Is a word which, in its proper sense, signifies a sign or indication of some future event, especially of an alarming nature. Against the belief of omens it is observed, that it is contrary to every principle of sound philosophy; and whoever has studied the writings of St. Paul must be convinced that it is inconsistent with the spirit of genuine Christianity. We cannot pretend to discuss the subject here, but will present the reader with a quotation on the other side of the question. “Though it be true,” says Mr. Toplady, “that all omens are not worthy of observation, and though they should never be so regarded as to shock our fortitude, or diminish our confidence in God, still they are not to be constantly despised.
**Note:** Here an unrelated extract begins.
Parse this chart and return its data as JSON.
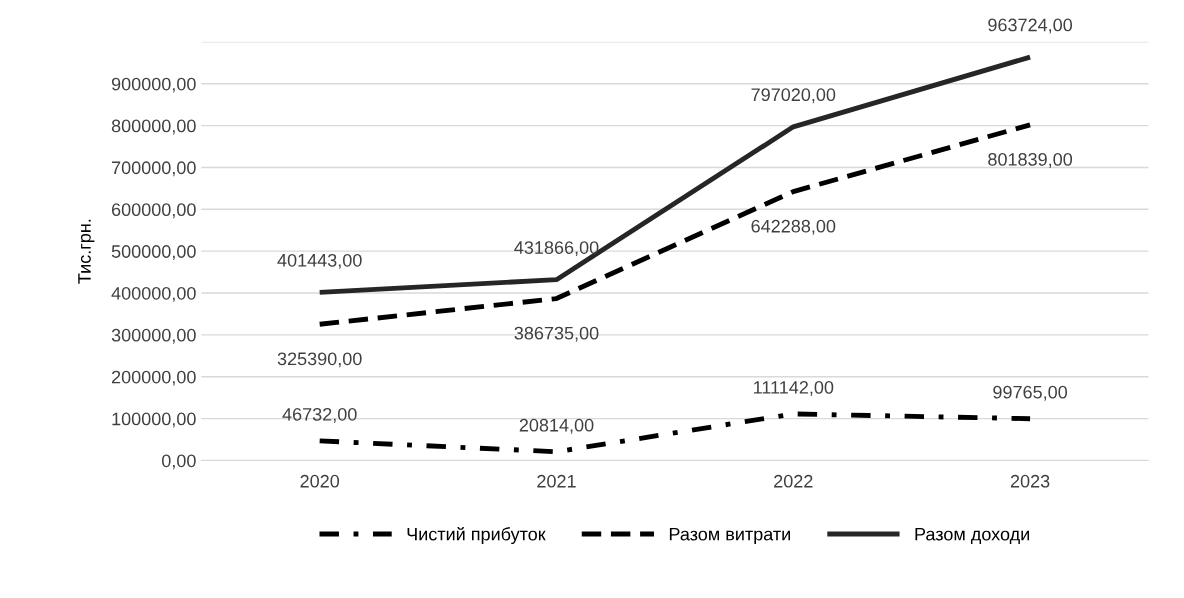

Small incidents have sometimes been prelusive to great events; nor is there any superstition in noticing these apparent prognostications, though there may be much superstition in being either too indiscriminately or too deeply swayed by them.”–Toplady’s Works, vol. iv. p. 192.

Charles Buck (1771-1815) was an English Independent minister, best known for the publication of his “Theological Dictionary”. According to the “Dictionary of National Biography”, a Particular Baptist minister named John C. Ryland (1723-1792) assisted Buck by writing many of the articles for the aforementioned publication. One may conclude, based not only Buck’s admiration for his friend Ryland, but also on the entries in his Theological Dictionary, that he stood head and shoulders with the High-Calvinists of his day.